Me: You’re not seeing it correctly. The consumer pays half of the price and the monetary authority pays the second half. The retailer receives no more money than they normally do per purchase. The consumer does save 50% of whatever the total cost is so their purchasing power is doubled, and the retailer is happy because now there is twice as much potential demand for their products and services. The retailer agrees not to increase their prices in order to opt into the discount/rebate policy. It’s wildly beneficial for the retailer and consumer so why wouldn’t the retailer want to opt in. And if they have some idiotic “principled” objection to such beneficial policy they can just opt out and then they will have to get 100% of their price from the consumer while the consumer can walk down the street and only pay 50% from their competitor. So its “an offer they cannot (and rationally should not) refuse.
JL: The money supply would grow quickly (essentially each year 50% of GDP would be added) due to the continued injections by the monetary authority. This would lead to hyper-inflation. Or in your scheme with fixed prices extreme shortages.
Me: Sorry, you’re stuck in Freidmanism and in the largely falacious orthodoxy of supply and demand both of which the policy program of the new monetary paradigm overturn. The new rules and regulatory framework of the new paradigm that enables high percentage cuts in corporate, personal and payroll taxes (and that will be replaced by very high taxation if they break the rules) will force enterprise to compete on price instead of allowing them to wallow in the current chaotically unstable system by committing the economic vice of price inflation. Money itself is at best a tertiary factor in inflation. Lack of a universally beneficial and well thought out policy and regulatory program and the clear identification of obvious and criminally insensitive attempts to cheat on it is the real reason it continues to be a problem.
Hyperinflations are very rare and generally require 4 things to occur before they take place: 1) Go to war, 2) Lose the war, 3) The winning side imposes onerous war debts upon the losing side which makes it politically palatable to attempt to inflate away such debt and 4) The private banks leverage up currency speculators who short the currency…and that is what actually initiates the hyperinflation. In the new paradigm both being the bank who leverages up speculators and the speculators themselves will be immediately arrested for such a blatantly anti-social act and not see the light of day for at least a couple of decades….and the general populace will be cheering the authorities along because they liked having the new paradigm double their purchasing power and they will not look kindly on those who would greedily try to eliminate it.
Scarcities will not be a significant factor because intelligent entreprenuers seeing the potentials of doubled purchasing power will prepare by upping production and productive capabilities.
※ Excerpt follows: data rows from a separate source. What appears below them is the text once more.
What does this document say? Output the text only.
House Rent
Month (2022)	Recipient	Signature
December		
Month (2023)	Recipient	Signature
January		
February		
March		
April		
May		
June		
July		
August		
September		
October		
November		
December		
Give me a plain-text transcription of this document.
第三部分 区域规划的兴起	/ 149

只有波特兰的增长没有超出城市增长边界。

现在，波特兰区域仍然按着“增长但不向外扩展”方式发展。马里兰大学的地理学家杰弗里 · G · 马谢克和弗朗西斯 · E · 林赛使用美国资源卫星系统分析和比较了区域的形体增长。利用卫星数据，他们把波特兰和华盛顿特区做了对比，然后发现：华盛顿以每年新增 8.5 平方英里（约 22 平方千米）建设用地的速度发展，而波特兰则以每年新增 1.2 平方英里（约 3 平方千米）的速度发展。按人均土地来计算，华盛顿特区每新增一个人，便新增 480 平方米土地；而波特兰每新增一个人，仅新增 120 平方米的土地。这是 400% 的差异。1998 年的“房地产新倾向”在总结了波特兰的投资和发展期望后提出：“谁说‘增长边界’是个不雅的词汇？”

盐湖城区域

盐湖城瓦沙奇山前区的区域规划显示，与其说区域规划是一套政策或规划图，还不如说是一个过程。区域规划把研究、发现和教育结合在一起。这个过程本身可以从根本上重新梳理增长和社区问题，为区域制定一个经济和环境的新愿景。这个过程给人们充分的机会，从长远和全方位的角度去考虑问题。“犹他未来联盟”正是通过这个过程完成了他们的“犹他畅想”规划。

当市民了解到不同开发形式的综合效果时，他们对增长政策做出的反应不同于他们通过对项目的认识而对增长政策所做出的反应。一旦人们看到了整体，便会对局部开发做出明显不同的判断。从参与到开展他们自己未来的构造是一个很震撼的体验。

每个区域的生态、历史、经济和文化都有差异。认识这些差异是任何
Secondly a doubling of purchasing power does not ipso facto translate into a doubling of consumption and economic throughput. Yes, the poor and unemployed will have a substantial uptick in consumption, but not everyone is going to eat twice as much as they do now and buy twice as many pairs of underwear as they have now. The likely long term effect will be a huge increase in savings and investment which will be an additional beneficial effect of the new paradigm.
We need to free our minds from orthodoxies. They are the end of actual thinking and the beginning of curmudgeonly mental unhappiness.